Oto ciepła, ponadczasowa, ujmująca opowieść , która nauczy małych czytelników mierzyć się z wielkimi problemami.Cieszę się, że mogłam zilustrować tę książkę - i dumna jestem z tego, że napisała ją moja własna córka! Małgorzata Musierowicz
Wydawnictwo: Akapit Press
Data wydania: 2010-03-10
Kategoria: Dla dzieci
ISBN:
Liczba stron: 120
Chociaż jest to książka przeznaczona dla dzieci i nie ma w niej zbyt wartkiej akcji, to tak mnie wciągnęła jej fabuła, że nie mogłam się od niej oderwać.
Po południu ponownie przeczytałam tę książeczkę razem z wnuczką. Jest co prawda rok starsza od bohaterki, bo właśnie skończyła naukę w pierwszej klasie, ale początkowo również, tak jak Marysia, nie czuła się zbyt pewnie w szkole.
Mają uwagę zwróciła okładka tej książki, wydawała mi się dziwnie znajoma... Sprawa się wyjaśniła dość szybko, bo okazało się, że okładkę jak również pozostałe ilustracje wykonała Małgorzata Musierowicz a na dodatek autorka jest jej córką.
Z Emilią Kiereś po raz pierwszy mam kontakt, lecz myślę, że nie ostatni, tym bardziej, że są następne części z serii "Srebrny dzwoneczek".
Moja wnuczka zachwyciła się ta lekturą i ja mam za zadanie szukać następnych pozycji.

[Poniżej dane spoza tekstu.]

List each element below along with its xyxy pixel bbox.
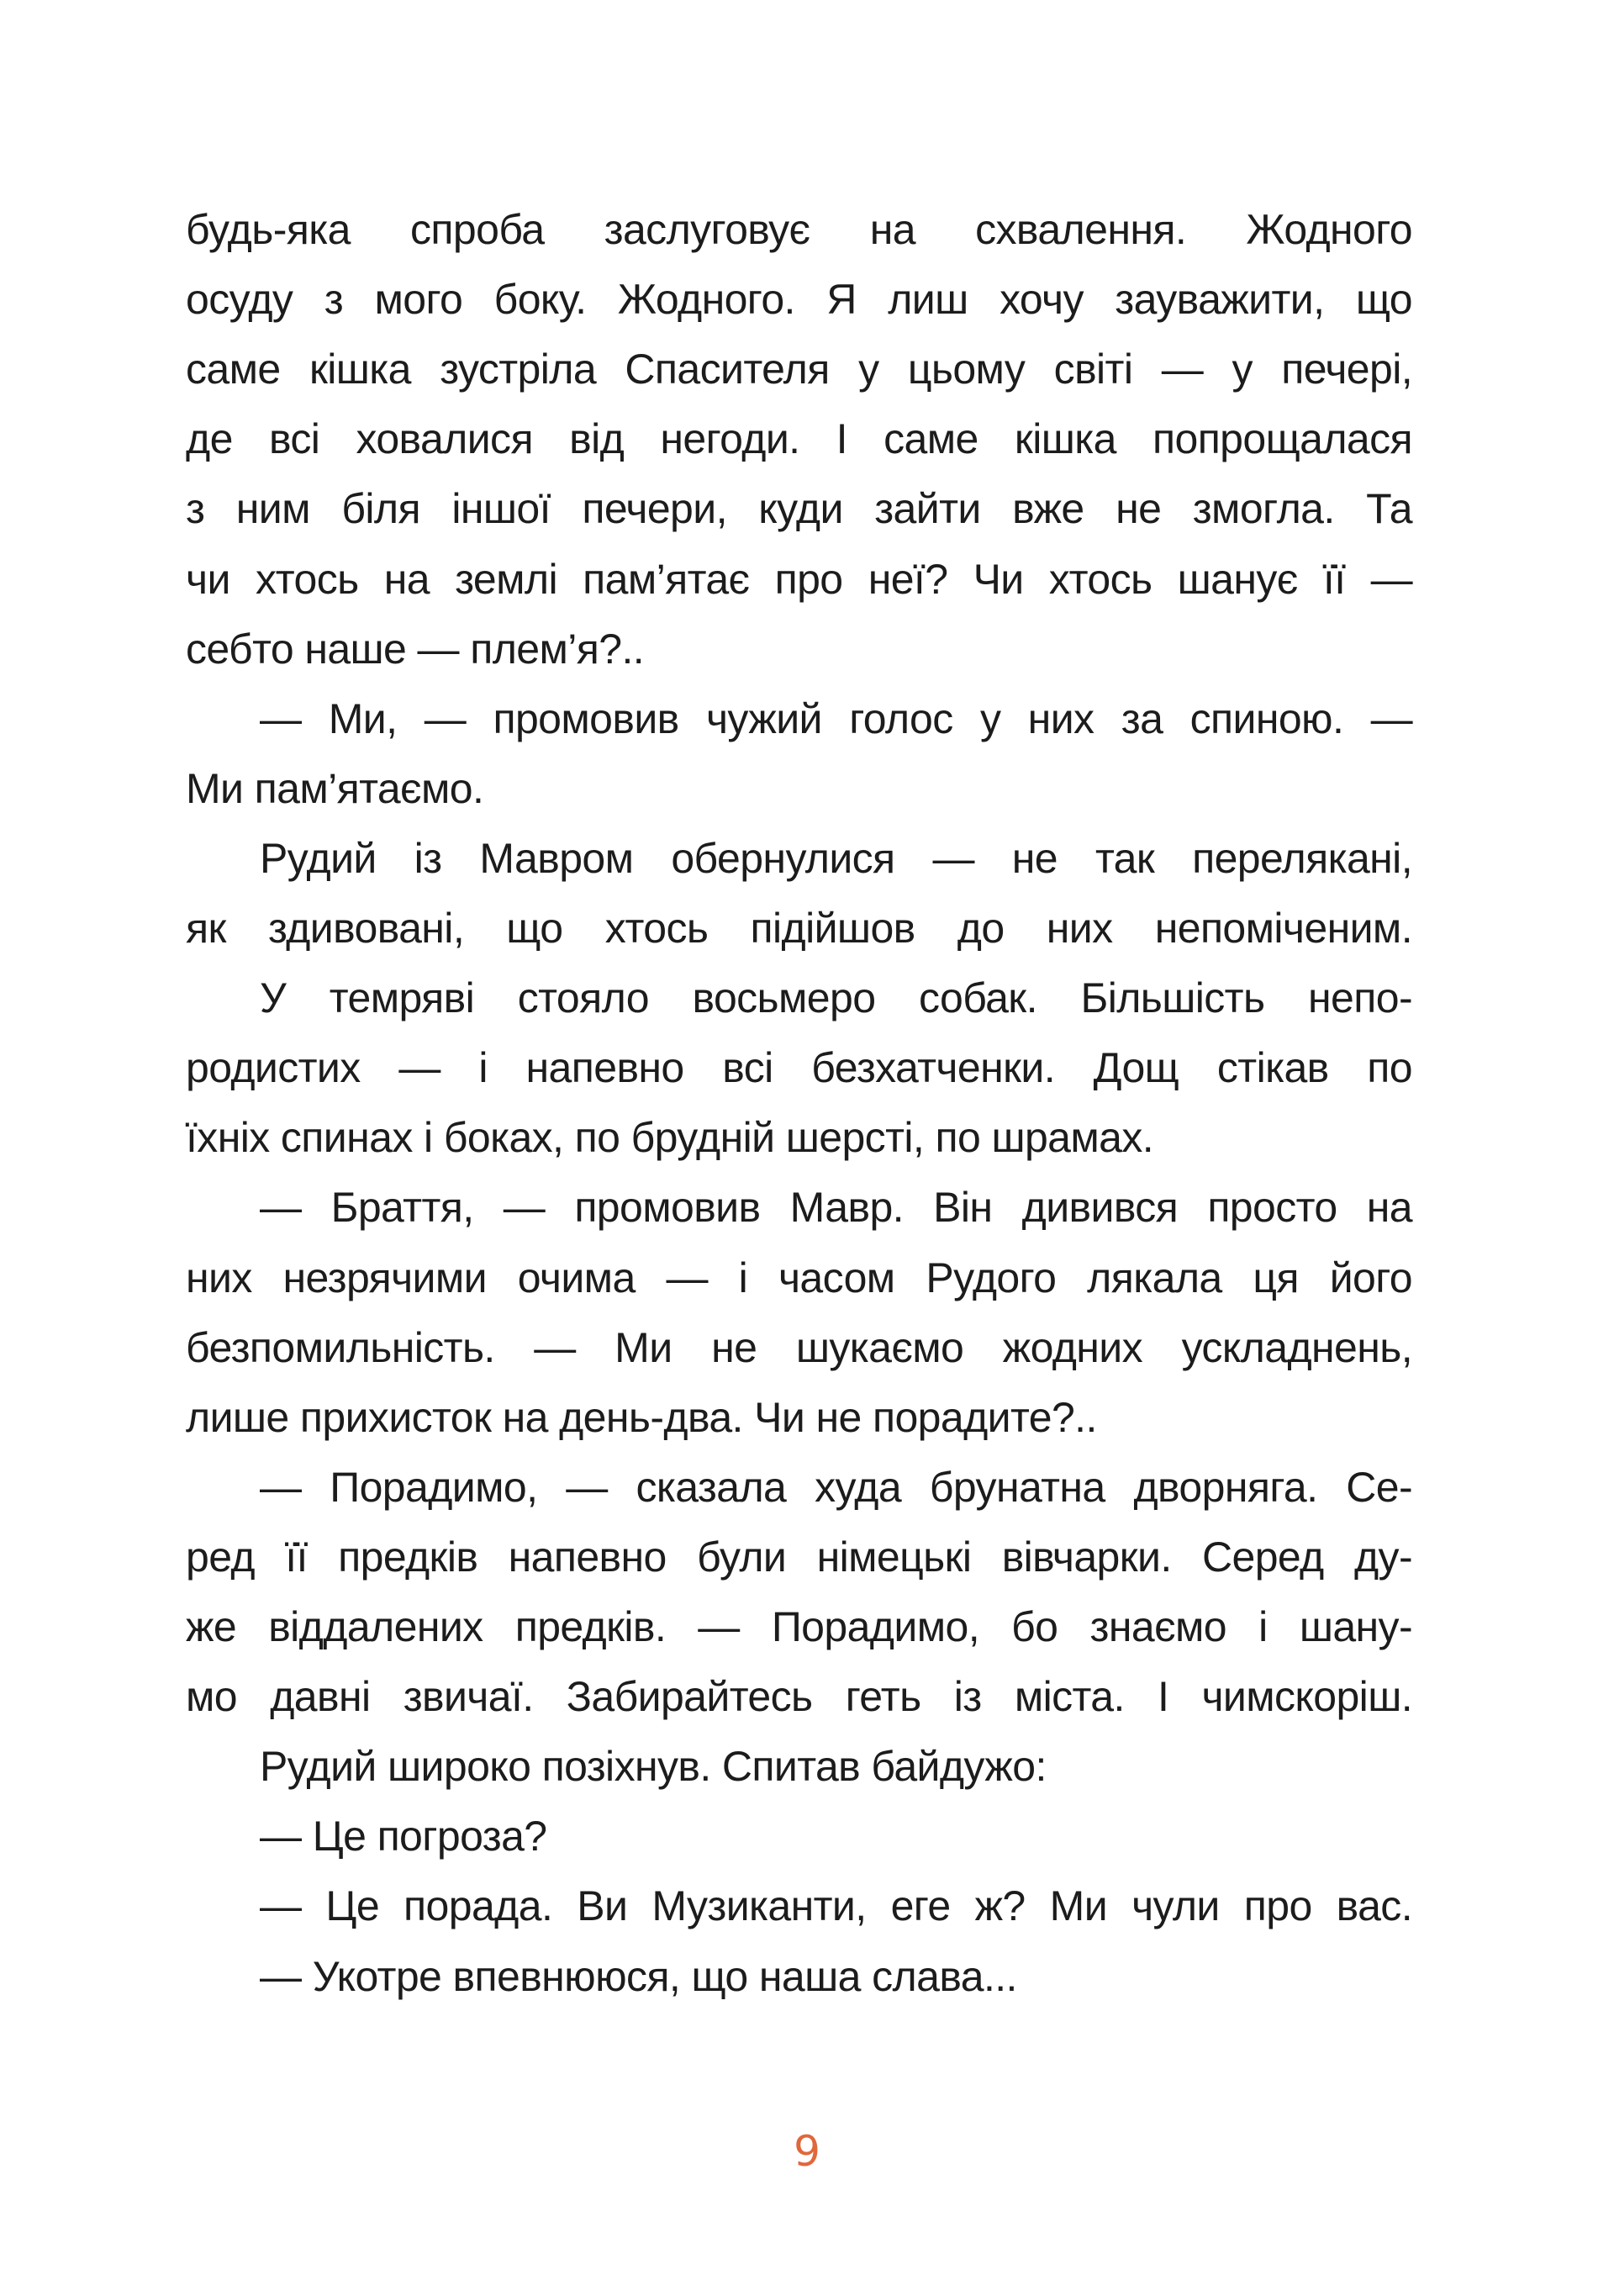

Główną bohaterką jest Marysia, która z utęsknieniem czeka na wakacje, lecz niestety w tym roku wszystko ma być inaczej. Wyjątkowo tym razem nie pojadą wszyscy na wakacje, bo wkrótce powiększy się ich rodzina, więc mama nie może jechać a tata nie chce jej zostawiać samej. Poza tym, po wakacjach Marysia pójdzie do pierwszej klasy i tego się bardzo boi. Postanowiono, że w tym roku Marysia pojedzie sama na wakacje do cioci Ani. Dziewczynka jest zachwycona, bo lubi młodszą siostrę swojej mamy, która zamieszkała teraz na wsi w ich rodzinnym domu z ogrodem. Ma nadzieję na mile spędzony czas.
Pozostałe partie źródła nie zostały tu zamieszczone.